Transport and logistics are crucial to the speed and efficiency of the interventions, with specialized material needing to be quickly replenished, and specialized personnel needing to be transported to where their skills are required. In view of the refusal of some overland transporters to travel to certain parts of the country affected by the outbreak, WFP is considering the reintroduction of air services to additional locations. Furthermore, transport is essential for the mobile teams carrying out active case identification and recuperation/burial of bodies, as well as for the referral in controlled conditions of suspected cases.
On 6th April 2005, in view of the increasing severity of the outbreak, the UN issued a flash funding appeal for US $ 3.503.000.

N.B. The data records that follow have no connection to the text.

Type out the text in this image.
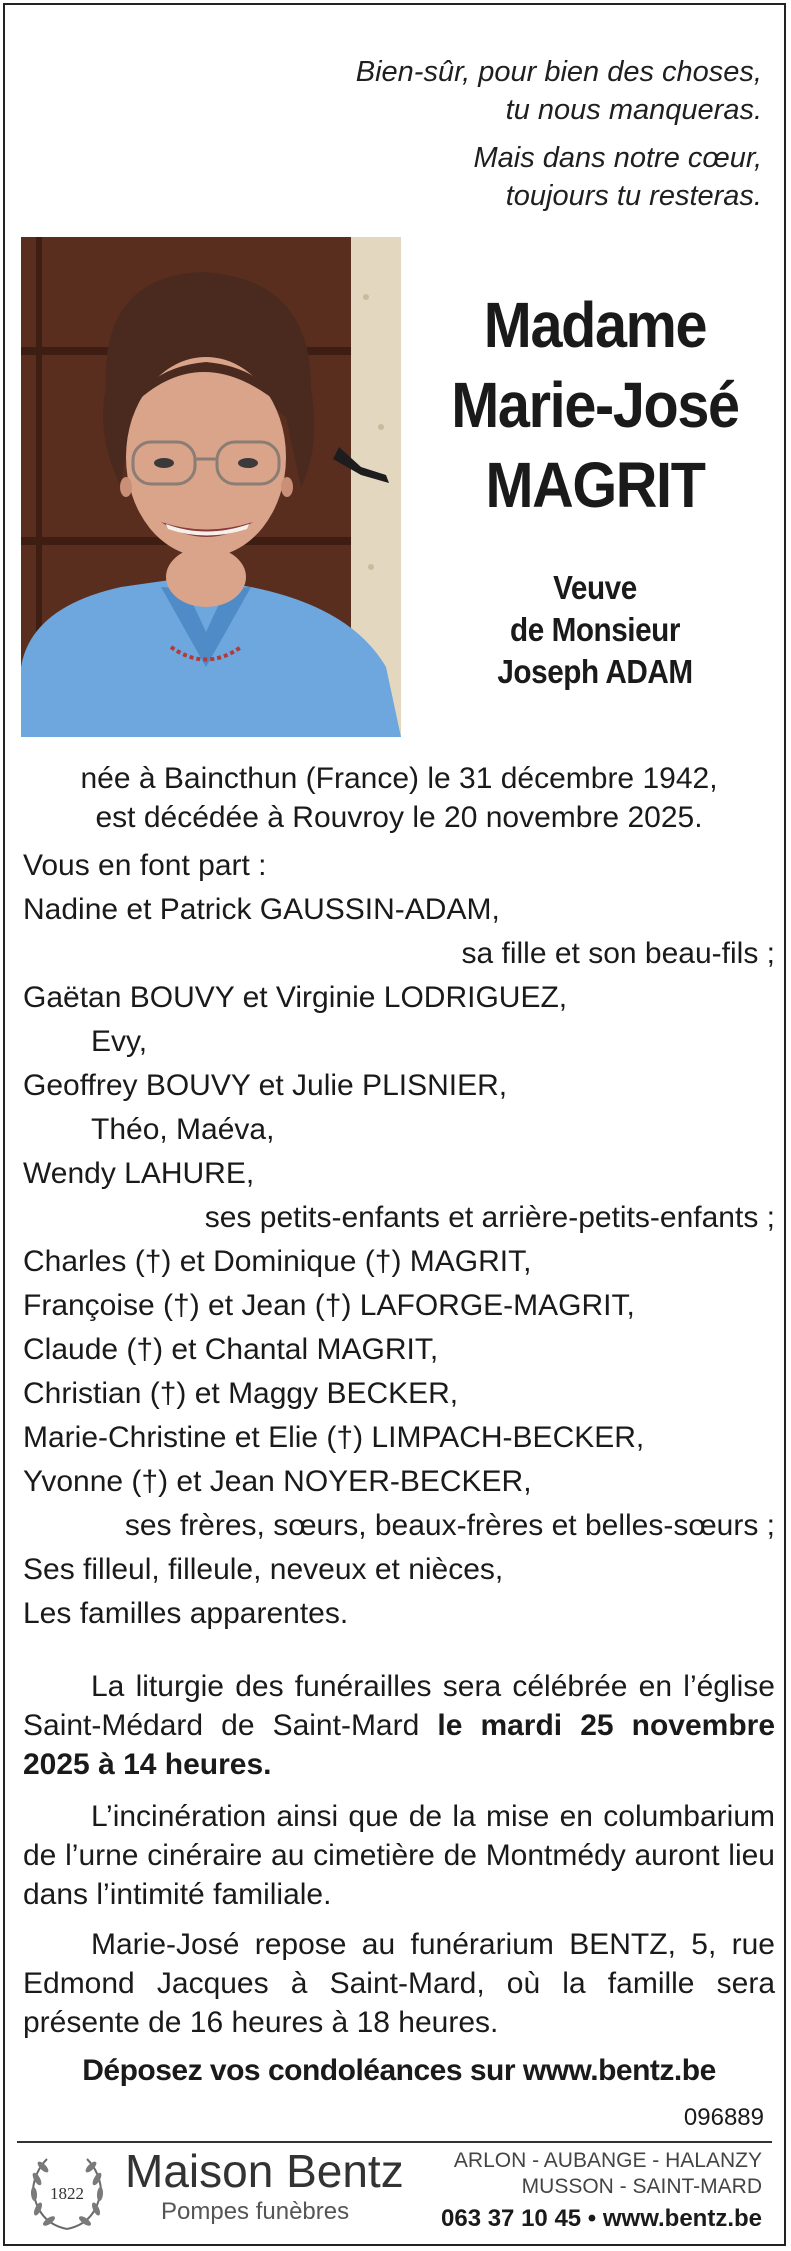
Bien-sûr, pour bien des choses,
tu nous manqueras.

Mais dans notre cœur,
toujours tu resteras.

Madame
Marie-José
MAGRIT
Veuve
de Monsieur
Joseph ADAM
née à Baincthun (France) le 31 décembre 1942,
est décédée à Rouvroy le 20 novembre 2025.
Vous en font part :
Nadine et Patrick GAUSSIN-ADAM,
sa fille et son beau-fils ;
Gaëtan BOUVY et Virginie LODRIGUEZ,
Evy,
Geoffrey BOUVY et Julie PLISNIER,
Théo, Maéva,
Wendy LAHURE,
ses petits-enfants et arrière-petits-enfants ;
Charles (†) et Dominique (†) MAGRIT,
Françoise (†) et Jean (†) LAFORGE-MAGRIT,
Claude (†) et Chantal MAGRIT,
Christian (†) et Maggy BECKER,
Marie-Christine et Elie (†) LIMPACH-BECKER,
Yvonne (†) et Jean NOYER-BECKER,
ses frères, sœurs, beaux-frères et belles-sœurs ;
Ses filleul, filleule, neveux et nièces,
Les familles apparentes.

La liturgie des funérailles sera célébrée en l’église Saint-Médard de Saint-Mard le mardi 25 novembre 2025 à 14 heures.

L’incinération ainsi que de la mise en columbarium de l’urne cinéraire au cimetière de Montmédy auront lieu dans l’intimité familiale.

Marie-José repose au funérarium BENTZ, 5, rue Edmond Jacques à Saint-Mard, où la famille sera présente de 16 heures à 18 heures.

Déposez vos condoléances sur www.bentz.be
096889
1822 Maison Bentz
Pompes funèbres
ARLON - AUBANGE - HALANZY
MUSSON - SAINT-MARD
063 37 10 45 • www.bentz.be
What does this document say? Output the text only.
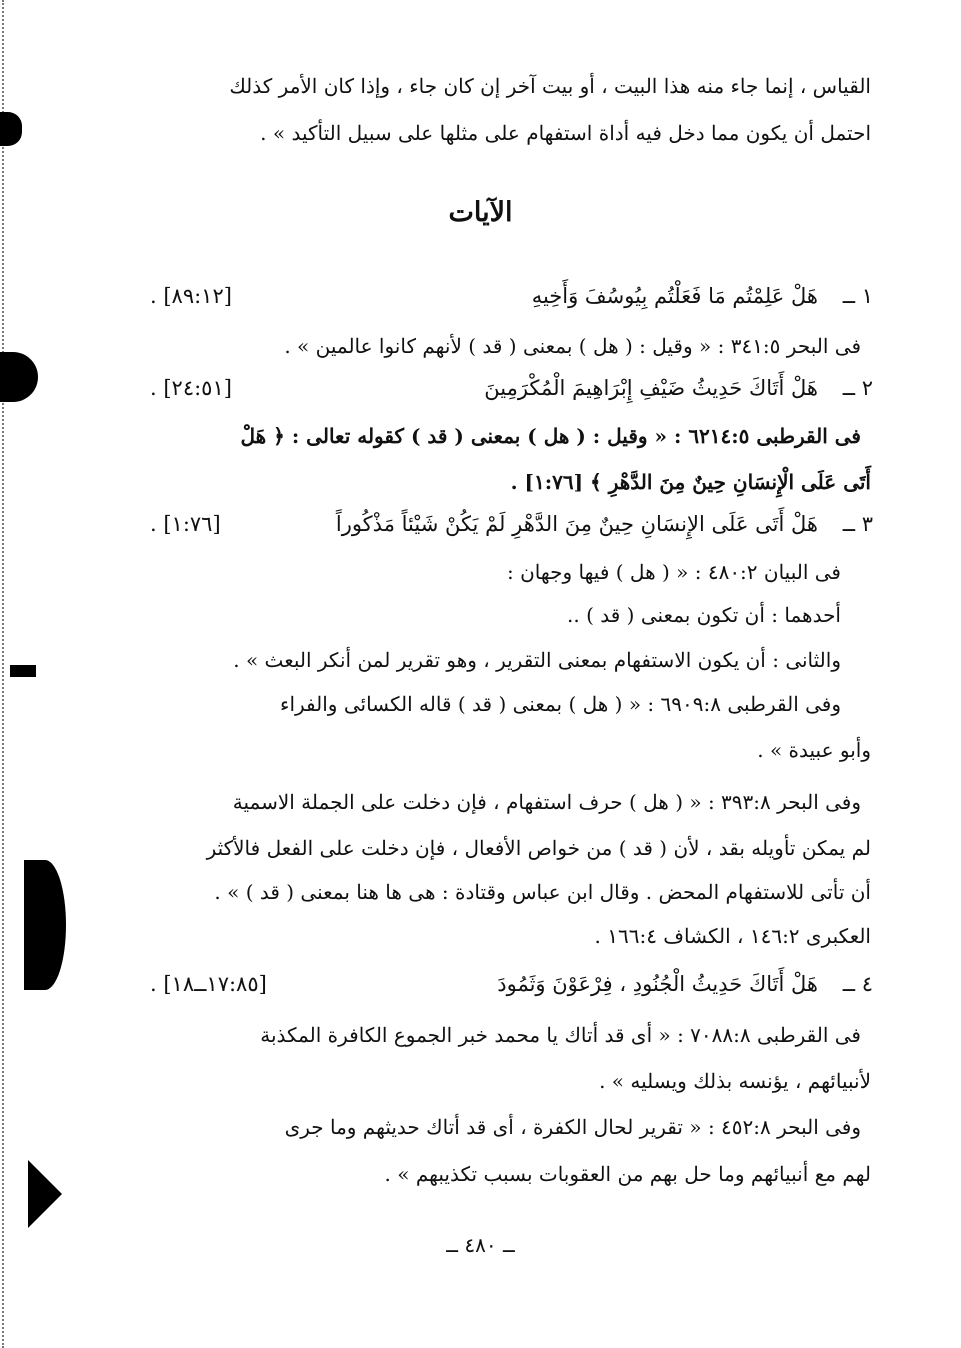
القياس ، إنما جاء منه هذا البيت ، أو بيت آخر إن كان جاء ، وإذا كان الأمر كذلك
احتمل أن يكون مما دخل فيه أداة استفهام على مثلها على سبيل التأكيد » .
الآيات
١ ــ
هَلْ عَلِمْتُم مَا فَعَلْتُم بِيُوسُفَ وَأَخِيهِ
. [٨٩:١٢]
فى البحر ٣٤١:٥ : « وقيل : ( هل ) بمعنى ( قد ) لأنهم كانوا عالمين » .
٢ ــ
هَلْ أَتَاكَ حَدِيثُ ضَيْفِ إِبْرَاهِيمَ الْمُكْرَمِينَ
. [٢٤:٥١]
فى القرطبى ٦٢١٤:٥ : « وقيل : ( هل ) بمعنى ( قد ) كقوله تعالى : ﴿ هَلْ
أَتَى عَلَى الْإِنسَانِ حِينٌ مِنَ الدَّهْرِ ﴾ [١:٧٦] .
٣ ــ
هَلْ أَتَى عَلَى الإِنسَانِ حِينٌ مِنَ الدَّهْرِ لَمْ يَكُنْ شَيْئاً مَذْكُوراً
. [١:٧٦]
فى البيان ٤٨٠:٢ : « ( هل ) فيها وجهان :
أحدهما : أن تكون بمعنى ( قد ) ..
والثانى : أن يكون الاستفهام بمعنى التقرير ، وهو تقرير لمن أنكر البعث » .
وفى القرطبى ٦٩٠٩:٨ : « ( هل ) بمعنى ( قد ) قاله الكسائى والفراء
وأبو عبيدة » .
وفى البحر ٣٩٣:٨ : « ( هل ) حرف استفهام ، فإن دخلت على الجملة الاسمية
لم يمكن تأويله بقد ، لأن ( قد ) من خواص الأفعال ، فإن دخلت على الفعل فالأكثر
أن تأتى للاستفهام المحض . وقال ابن عباس وقتادة : هى ها هنا بمعنى ( قد ) » .
العكبرى ١٤٦:٢ ، الكشاف ١٦٦:٤ .
٤ ــ
هَلْ أَتَاكَ حَدِيثُ الْجُنُودِ ، فِرْعَوْنَ وَثَمُودَ
. [١٧:٨٥ــ١٨]
فى القرطبى ٧٠٨٨:٨ : « أى قد أتاك يا محمد خبر الجموع الكافرة المكذبة
لأنبيائهم ، يؤنسه بذلك ويسليه » .
وفى البحر ٤٥٢:٨ : « تقرير لحال الكفرة ، أى قد أتاك حديثهم وما جرى
لهم مع أنبيائهم وما حل بهم من العقوبات بسبب تكذيبهم » .
ــ ٤٨٠ ــ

1.3. - Target population and regions concerned:
At the time of writing, the outbreak appears to be affecting the whole north-western part of Angola, with Uige Province at the epicentre. Due to the unpredictable nature of epidemics, and the rapid spread of this particular one, interventions funded from this decision may extend to other areas, even outside Angola.

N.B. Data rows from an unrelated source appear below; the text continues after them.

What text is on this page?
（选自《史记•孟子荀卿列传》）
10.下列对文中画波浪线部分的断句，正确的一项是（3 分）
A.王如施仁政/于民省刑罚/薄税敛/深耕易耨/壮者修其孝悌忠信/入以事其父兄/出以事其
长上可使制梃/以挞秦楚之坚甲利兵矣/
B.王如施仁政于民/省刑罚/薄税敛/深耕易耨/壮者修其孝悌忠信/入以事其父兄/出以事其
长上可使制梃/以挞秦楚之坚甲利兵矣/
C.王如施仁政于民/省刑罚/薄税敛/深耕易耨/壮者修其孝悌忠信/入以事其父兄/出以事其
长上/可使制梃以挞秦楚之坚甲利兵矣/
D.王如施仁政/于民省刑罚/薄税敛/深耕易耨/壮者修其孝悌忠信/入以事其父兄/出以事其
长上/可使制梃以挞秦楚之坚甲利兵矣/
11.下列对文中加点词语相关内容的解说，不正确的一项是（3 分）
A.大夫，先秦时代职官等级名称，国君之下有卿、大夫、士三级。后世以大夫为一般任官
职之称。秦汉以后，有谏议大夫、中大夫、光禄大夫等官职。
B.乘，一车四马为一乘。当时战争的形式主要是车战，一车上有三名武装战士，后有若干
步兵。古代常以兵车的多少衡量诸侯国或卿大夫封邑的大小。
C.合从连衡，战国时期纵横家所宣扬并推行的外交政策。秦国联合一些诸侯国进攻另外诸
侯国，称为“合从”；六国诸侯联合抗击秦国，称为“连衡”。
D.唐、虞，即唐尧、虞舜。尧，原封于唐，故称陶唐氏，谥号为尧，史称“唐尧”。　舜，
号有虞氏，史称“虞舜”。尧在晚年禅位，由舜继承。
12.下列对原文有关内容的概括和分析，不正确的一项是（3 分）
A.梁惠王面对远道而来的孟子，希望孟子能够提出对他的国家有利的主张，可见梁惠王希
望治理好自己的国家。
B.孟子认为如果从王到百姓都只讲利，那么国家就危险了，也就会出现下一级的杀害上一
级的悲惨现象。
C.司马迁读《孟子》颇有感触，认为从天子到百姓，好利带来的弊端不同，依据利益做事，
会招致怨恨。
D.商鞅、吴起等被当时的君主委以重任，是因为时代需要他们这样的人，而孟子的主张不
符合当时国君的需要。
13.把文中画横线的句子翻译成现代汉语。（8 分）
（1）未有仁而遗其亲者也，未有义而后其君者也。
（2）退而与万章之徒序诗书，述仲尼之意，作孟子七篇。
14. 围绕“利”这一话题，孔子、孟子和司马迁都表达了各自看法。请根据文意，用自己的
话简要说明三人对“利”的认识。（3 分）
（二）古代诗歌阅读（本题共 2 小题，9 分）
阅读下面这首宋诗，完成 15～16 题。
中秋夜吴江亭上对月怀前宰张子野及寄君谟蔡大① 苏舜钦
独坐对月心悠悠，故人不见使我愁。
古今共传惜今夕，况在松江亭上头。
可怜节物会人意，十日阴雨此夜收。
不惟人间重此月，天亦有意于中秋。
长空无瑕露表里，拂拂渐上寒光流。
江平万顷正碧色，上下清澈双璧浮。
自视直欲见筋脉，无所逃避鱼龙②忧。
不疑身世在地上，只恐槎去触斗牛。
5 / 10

1.4. - Risk assessment and possible constraints:
The rainy season, which is very heavy and long in this area of Angola (though now gradually coming to an end), may constrain the logistics aspects of this intervention. The main risk is the possible spread of the outbreak, possibly even to the bordering areas of the Democratic Republic of Congo, which are home to the same Bakongo ethnic group. In order to avoid additional constraints, the Government of Angola has eased customs and duty procedures for donor vehicles and shipments of equipment and supplies for the control of the outbreak, as well as visa formalities for specialised international staff.